Lee Ann Custer
- Fellowship Type
- Predoctoral Fellow
- Fellowship Name
- Douglass Foundation Predoctoral Fellow
- Affiliation
- University of Pennsylvania
- Years
- 2019–2020
- Urban Voids: Picturing Light, Air, and Negative Space in New York, 1890–1930
In late nineteenth- and early twentieth-century New York City, “urban voids”—interstitial spaces in the city—were as significant as built forms. While studies of New York during this period tend to highlight its extreme density, period texts reveal efforts to regulate building growth and to preserve natural light and air—precious elements in the gritty urban environment.

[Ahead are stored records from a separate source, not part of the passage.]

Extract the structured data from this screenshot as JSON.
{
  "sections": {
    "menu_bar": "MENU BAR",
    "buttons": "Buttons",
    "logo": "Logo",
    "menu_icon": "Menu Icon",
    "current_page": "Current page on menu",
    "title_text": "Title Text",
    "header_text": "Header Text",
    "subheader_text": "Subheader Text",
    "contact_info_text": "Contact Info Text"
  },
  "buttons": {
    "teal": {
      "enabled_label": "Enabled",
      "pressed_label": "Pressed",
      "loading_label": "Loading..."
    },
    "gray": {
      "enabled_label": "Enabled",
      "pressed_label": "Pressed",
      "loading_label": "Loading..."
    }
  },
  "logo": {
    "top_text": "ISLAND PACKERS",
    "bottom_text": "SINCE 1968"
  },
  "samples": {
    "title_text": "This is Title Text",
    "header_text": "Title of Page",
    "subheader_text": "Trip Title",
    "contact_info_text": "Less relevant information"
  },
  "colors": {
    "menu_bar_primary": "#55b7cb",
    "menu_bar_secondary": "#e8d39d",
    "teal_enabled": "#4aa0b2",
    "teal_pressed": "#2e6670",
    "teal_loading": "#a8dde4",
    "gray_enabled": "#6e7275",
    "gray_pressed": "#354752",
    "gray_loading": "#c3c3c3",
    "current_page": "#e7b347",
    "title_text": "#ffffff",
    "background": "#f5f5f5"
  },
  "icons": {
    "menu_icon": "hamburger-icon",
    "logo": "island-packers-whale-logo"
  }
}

Modern American painters recorded the lived experience of the residual spaces that these constraints produced—authorless voids that could not be captured by traditional forms of depicting the city, such as maps, aerial views, and architectural renderings of single buildings. Through four case studies of the work of George Bellows, John Sloan, Georgia O’Keeffe, and Aaron Douglas, I argue that these highly contested spaces offered opportunities for artists to deploy innovative approaches to form, subject matter, and style, and to convey the socio-political implications of new spatial conditions in the city. By considering Ashcan, avant-garde, and Harlem Renaissance artists, the project looks comprehensively at American modernism’s response to urban space and documents a countercurrent to the long-held narrative in which early modernist art inevitably culminates in abstraction.